In Sonoma County, Sheriff Mark Essick said Thursday that three women had to be rescued. Two were on a boat without paddles, and one was rescued from a tree after driving her car into floodwaters, he said.

About 2,000 homes, businesses and other structures were flooded by water up to 8 feet (2.4 meters) deep. About 3,500 people were under evacuation orders.

In addition, two wastewater treatment plants were not working, leading to concerns about sewage spills, said Briana Khan, a Sonoma County spokeswoman.

Guerneville, a town of 4,500, is a former logging community now popular with day-tripping tourists, including gays and lesbians who flock to the town's resorts and fine restaurants. Throughout the storm, residents with canoes and kayaks gave rides to neighbors and documented the rising water with photos posted to social media.

Locals are accustomed to the Russian River flooding in rainy weather, but not like this.

In Monte Rio, 28-year-old Michael Super watched helplessly as water seeped in from five different entry points, including doors and walls. He grabbed the cat and dog and found higher ground.

He said the landlord has insurance, but the silt and dirty water are a mess to clean.

"A lot of the furniture will have to go into the dump," he said. "We've seen oil and gas sheens and alcohol bottles so the water is unsafe."

Orr moved to Guerneville about five years ago, driven out of San Francisco by rising costs. He helped create a dinner theater show at a local restaurant. It didn't work out, but he stayed on, unable to move back to the city.

He started moving items out of his house Tuesday afternoon, humming a version of "My Funny Valentine" called "My Floody Valentine" to keep up his spirits.
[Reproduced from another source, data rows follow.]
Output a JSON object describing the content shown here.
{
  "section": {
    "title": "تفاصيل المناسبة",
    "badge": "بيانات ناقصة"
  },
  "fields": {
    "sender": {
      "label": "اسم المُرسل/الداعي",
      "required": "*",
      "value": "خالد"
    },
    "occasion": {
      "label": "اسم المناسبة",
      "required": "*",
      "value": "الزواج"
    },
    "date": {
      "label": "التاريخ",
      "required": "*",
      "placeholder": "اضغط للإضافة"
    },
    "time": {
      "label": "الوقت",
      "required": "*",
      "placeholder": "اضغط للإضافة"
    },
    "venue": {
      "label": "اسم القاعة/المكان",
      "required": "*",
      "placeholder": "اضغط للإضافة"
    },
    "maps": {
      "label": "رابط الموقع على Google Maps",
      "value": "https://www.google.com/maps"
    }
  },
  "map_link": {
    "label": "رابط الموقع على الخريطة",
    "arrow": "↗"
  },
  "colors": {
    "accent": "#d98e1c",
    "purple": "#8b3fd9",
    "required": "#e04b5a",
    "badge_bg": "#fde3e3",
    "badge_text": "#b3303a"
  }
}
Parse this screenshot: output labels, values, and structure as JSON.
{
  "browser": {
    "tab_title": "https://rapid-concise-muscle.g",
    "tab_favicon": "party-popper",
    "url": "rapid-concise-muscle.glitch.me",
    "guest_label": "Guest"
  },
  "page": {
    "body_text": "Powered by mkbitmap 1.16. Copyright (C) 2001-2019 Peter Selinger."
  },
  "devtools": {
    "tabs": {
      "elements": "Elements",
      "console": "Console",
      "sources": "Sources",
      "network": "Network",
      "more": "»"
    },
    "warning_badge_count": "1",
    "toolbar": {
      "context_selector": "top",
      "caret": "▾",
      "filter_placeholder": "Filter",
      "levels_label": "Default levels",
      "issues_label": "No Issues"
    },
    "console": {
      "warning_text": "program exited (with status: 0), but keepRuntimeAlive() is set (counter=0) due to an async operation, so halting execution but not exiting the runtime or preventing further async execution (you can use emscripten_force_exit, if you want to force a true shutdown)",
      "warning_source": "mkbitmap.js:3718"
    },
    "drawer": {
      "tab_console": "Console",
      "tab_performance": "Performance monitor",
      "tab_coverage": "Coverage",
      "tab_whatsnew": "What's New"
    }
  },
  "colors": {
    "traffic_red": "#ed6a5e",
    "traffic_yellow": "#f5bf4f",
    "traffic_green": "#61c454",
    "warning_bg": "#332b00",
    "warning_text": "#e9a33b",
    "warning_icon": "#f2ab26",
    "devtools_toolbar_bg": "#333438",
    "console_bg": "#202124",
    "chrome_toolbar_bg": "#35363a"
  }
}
By 10 p.m., the water was too high for him to get inside.

He doesn't have insurance, but the items he hopes survive are not easily replaceable: computers, floppy disks and videotapes containing decades of essays, performances, ideas for musicals and "sassy satirical parodies of Broadway show tunes."

He's a cabaret performer accustomed to cracking jokes to keep the grief at bay.

"This is the most serious thing that's ever happened to me, but I don't know the punchline," he said. "For now, I'm trying to do my best to keep everybody laughing."